Miss Dammers proceeded to illuminate them still further, with powerful beams from her psychological searchlight. 'They must have made a curious couple, those two. Their widely differing scales of values, the contrast of their respective reactions to the business that brought them together, the possibility that not even in a common passion could their minds establish any point of real contact. I want you to examine the psychology of the situation as closely as you can, because the murder was derived directly from it.
'What can have induced Mrs. Bendix in the first place to become that man's mistress I don't know. I won't be so trite as to say I can't imagine, because I can imagine all sorts of ways in which it may have happened. There is a curious mental stimulus to a good but stupid woman in a bad man's business. If she has a touch of the reformer in her, as most good women have, she soon becomes obsessed with the futile desire to save him from himself. And in seven cases out of ten her first step in doing so is to descend to his level.
'Not that she considers herself at first to be descending at all; a good woman invariably suffers for quite a long time from the delusion that whatever she does, her own particular brand of goodness cannot become smirched. She may share a reprobate's bed with him, because she knows that only through her body at first can she hope to influence him, until contact is established through the body with the soul and he may be led into better ways than a habit of going to bed in the daytime; but the initial sharing doesn't reflect on her own purity in the least. It is a hackneyed observation but I must insist on it once more: good women have the most astonishing powers of self - deception.
'I do consider Mrs. Bendix as a good woman, before she met Sir Eustace. Her trouble was that she thought herself so much better than she was. Her constant references to honour and playing the game, which Mr. Sheringham quoted, show that. She was infatuated with her own goodness. And so, of course, was Sir Eustace. He had probably never enjoyed the complaisance of a really good woman before. The seduction of her (which was probably very difficult) would have amused him enormously.
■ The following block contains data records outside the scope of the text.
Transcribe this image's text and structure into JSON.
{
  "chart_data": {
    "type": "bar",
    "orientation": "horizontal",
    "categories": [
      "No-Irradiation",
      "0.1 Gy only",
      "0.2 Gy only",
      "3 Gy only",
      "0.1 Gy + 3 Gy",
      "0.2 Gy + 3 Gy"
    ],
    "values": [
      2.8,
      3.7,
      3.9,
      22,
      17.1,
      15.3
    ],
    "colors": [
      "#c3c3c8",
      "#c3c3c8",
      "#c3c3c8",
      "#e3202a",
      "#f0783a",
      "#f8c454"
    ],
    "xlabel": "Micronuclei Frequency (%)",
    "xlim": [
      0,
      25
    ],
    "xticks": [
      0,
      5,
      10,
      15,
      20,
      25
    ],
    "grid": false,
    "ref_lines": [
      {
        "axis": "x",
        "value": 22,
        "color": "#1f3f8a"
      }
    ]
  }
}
He must have had to listen to hour after hour's talk about honour, and reform, and spirituality, but he would have borne it patiently enough for the exquisite revenge on which he had set his heart. The first two or three visits to Fellows's Hotel must have delighted him.
'But after that it became less and less amusing. Mrs. Bendix would discover that perhaps her own goodness wasn't standing quite so firm under the strain as she had imagined. She would have begun to bore him with her self - reproaches; bore him dreadfully. He continued to meet her there first because a woman, to his type, is always a woman, and afterwards because she gave him no choice. I can see exactly what must inevitably have happened. Mrs. Bendix begins to get thoroughly morbid about her own wickedness, and quite loses sight of her initial zeal for reform.